Tower at Reagan National goes silent as planes attempt to land
Ashley Halsey III
The tower did not respond to pilot requests for landing assistance or to phone calls from controllers elsewhere in the region, who also used a “shout line” which pipes into a loudspeaker in the tower, internal records show.
An American Airlines Boeing 737 flying in from Miami with 97 on board aborted its landing and circled the airport after getting no response from the tower at midnight. Minutes later a United Airlines Airbus 320 flying in from Chicago with 68 passengers and crew also received no answer from the tower.
Both planes landed safely after their pilots took matters into their own hands, broadcasting their progress as they approached and landed. They were also communicating with controllers at a separate facility in the region that does not handle landings.
The Federal Aviation Administration is investigating the incident, agency spokeswoman Laura J. Brown said in a statement.
“The pilots were in contact with air traffic controllers at the Potomac TRACON, which hands off flights to the tower shortly before they land, and both aircraft landed safely,” she said. “The FAA is looking into staffing issues and whether existing procedures were followed appropriately. “
The incident, which is under review by the National Transportation Safety Board, is the second time in as many years that the tower at National has gone silent for a period of time, said a source familiar with tower operations who asked not to be named because he is not authorized to speak for the FAA. The previous time, the lone controller on duty left his swipe-card pass key behind when he stepped outside the tower’s secure door and wasn’t able to get back in, the source said.
A controller at another facility even talked about that incident as the pilots were trying to land Wednesday morning.
A missed handoff
Controlling the nation’s air traffic is a multilayered system, with a network of enroute controllers directing planes when they are at or near cruising altitude. The airspace beneath that is controlled by Terminal Radar Approach Control facilities known as TRACONs. Actual takeoffs and the final miles of runway approach are handled by controllers in airport towers.

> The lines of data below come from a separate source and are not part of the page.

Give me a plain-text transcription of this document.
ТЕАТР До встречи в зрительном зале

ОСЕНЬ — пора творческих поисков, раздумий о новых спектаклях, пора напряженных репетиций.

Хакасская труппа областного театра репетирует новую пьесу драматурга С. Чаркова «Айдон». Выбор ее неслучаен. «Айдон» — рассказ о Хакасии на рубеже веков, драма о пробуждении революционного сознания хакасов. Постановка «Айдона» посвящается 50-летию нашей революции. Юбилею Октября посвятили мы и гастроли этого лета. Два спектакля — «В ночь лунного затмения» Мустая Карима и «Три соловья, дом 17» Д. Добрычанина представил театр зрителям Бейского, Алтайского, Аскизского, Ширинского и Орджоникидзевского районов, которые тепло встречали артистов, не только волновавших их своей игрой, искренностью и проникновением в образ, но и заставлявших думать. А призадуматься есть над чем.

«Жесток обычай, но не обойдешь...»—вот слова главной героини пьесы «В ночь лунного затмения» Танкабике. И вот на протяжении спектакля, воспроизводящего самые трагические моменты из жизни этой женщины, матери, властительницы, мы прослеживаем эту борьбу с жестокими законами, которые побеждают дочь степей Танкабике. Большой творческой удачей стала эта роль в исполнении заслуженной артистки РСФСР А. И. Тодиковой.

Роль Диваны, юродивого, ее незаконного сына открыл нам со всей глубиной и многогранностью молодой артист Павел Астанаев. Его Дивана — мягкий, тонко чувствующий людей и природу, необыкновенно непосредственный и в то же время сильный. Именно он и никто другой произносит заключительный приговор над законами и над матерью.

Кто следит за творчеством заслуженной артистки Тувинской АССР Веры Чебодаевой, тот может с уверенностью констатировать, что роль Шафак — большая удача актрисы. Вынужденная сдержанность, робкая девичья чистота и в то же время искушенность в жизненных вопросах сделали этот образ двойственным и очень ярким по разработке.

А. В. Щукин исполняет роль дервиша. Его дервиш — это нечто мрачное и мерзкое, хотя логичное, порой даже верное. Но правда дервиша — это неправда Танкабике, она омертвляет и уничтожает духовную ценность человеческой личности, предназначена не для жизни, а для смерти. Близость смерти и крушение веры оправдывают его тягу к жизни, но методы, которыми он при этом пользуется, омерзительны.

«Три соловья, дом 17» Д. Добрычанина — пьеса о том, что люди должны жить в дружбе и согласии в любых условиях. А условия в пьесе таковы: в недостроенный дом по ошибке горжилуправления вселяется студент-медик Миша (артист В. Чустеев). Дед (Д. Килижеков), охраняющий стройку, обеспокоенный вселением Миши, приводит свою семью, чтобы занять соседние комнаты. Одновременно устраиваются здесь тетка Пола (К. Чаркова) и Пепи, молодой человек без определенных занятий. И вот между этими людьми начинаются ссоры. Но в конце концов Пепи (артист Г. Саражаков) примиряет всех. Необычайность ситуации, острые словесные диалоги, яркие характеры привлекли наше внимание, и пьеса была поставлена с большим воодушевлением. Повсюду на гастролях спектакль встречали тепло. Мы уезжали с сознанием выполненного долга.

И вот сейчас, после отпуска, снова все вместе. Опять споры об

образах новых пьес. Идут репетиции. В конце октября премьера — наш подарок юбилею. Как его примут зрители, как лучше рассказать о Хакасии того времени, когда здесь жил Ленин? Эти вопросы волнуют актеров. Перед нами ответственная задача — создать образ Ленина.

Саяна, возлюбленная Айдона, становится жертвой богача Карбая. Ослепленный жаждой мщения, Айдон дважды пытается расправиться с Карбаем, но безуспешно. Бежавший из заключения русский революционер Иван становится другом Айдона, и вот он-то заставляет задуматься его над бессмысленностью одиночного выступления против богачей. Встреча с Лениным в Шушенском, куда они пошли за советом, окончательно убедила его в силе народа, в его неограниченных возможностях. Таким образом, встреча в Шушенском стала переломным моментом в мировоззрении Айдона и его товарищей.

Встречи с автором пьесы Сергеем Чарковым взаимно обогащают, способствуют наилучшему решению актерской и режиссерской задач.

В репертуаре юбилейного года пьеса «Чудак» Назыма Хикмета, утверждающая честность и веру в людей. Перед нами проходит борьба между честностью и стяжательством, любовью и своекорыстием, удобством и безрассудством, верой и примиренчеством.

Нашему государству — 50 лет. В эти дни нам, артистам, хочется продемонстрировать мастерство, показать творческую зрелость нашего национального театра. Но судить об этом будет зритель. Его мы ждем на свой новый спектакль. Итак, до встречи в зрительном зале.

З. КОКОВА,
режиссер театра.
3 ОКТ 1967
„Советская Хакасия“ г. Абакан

After midnight, when traffic slows, a single person is on duty at the Reagan National tower, a shift reserved for a controller supervisor rather than a regular controller. The two planes that landed without tower help were the last three inbound commercial flights until 5 a.m., the source said.
A few minutes after midnight on Wednesday, radio recordings show, the TRACON controller handling the flight from Miami made a routine verbal handoff, telling the pilot to contact the tower.
Unable to reach anyone at Reagan National, the pilot aborts the approach, circles the airport and radios the Potomac TRACON controller for help in aligning the plane for landing. A few minutes later, when the United plane approaches for landing the TRACON controller cautions him that the tower is unmanned.
The TRACON controller has a similar conversation with a second American plane.
“So, you’re aware,” the TRACON controller says, “the tower is apparently not manned. We’ve made a few phone calls. Two airplanes went in in the past 10-15 minutes, so you can expect to go in to an uncontrolled airport.”
“Is there a reason it’s not manned?” the American pilot asks.
“Well, I’m going to take a guess,” the TRACON controller replies, “and say that the controller got locked out. I’ve heard of it happening before.”
“That’s the first time I’ve heard of it,” the pilot replies.
“Fortunately, it’s not very often,” the controller said. “It happened about a year ago. I’m not sure that’s what happened now, but there’s nobody in the tower.”
Finding their way
The first two planes landed and used information from their airlines to find the correct gates. By the time the third plane touched down, after about a half-hour of silence, communication from the tower had been restored.
The greatest risk posed by silence from the tower was on the ground rather than in the air. Planes routinely land in smaller airports without guidance from a tower.
In a circumstance like that which occurred at National, pilots get on the control tower radio frequency and relay their position, speed and distance to other pilots as they approach and land.
“So, other airplanes would know ‘okay, he’s clear of the runway’ so I’m good to go,” said the source familiar with tower operations.
On the ground, however, the slow nighttime hours are when maintenance crews crisscross the tarmac — sometimes towing airplanes — as they make ready for the next morning.
“There are people in the control tower for a reason,” the source said. “There’s a whole lot of activity going on during the night.”
Those maintenance workers contact the tower on a special frequency to get clearance before crossing a runway. Inbound pilots contact the tower on a different frequency.
At airports where the tower shuts down for the night, both ground crews and incoming pilots are required to use the same radio frequency to coordinate their actions until the tower reopens.
Air traffic controllers who direct more than 1.5 million flights annually in the Washington region made a record number of mistakes last year.
Dozens of the errors triggered cockpit collision warning systems. Nationwide, errors by air traffic controllers increased by 51 percent last year. The record number of errors — locally and nationally — reflects a majority of instances in which planes came too close but without risk of collision and some in which fatal consequences were narrowly averted.
In January an American Airlines plane carrying 259 people almost collided with a pair of 200-ton military cargo jets after taking off from New York’s John F. Kennedy International Airport. Official records showed that a distracted controller did not respond to a warning from a colleague that the planes were on a converging course.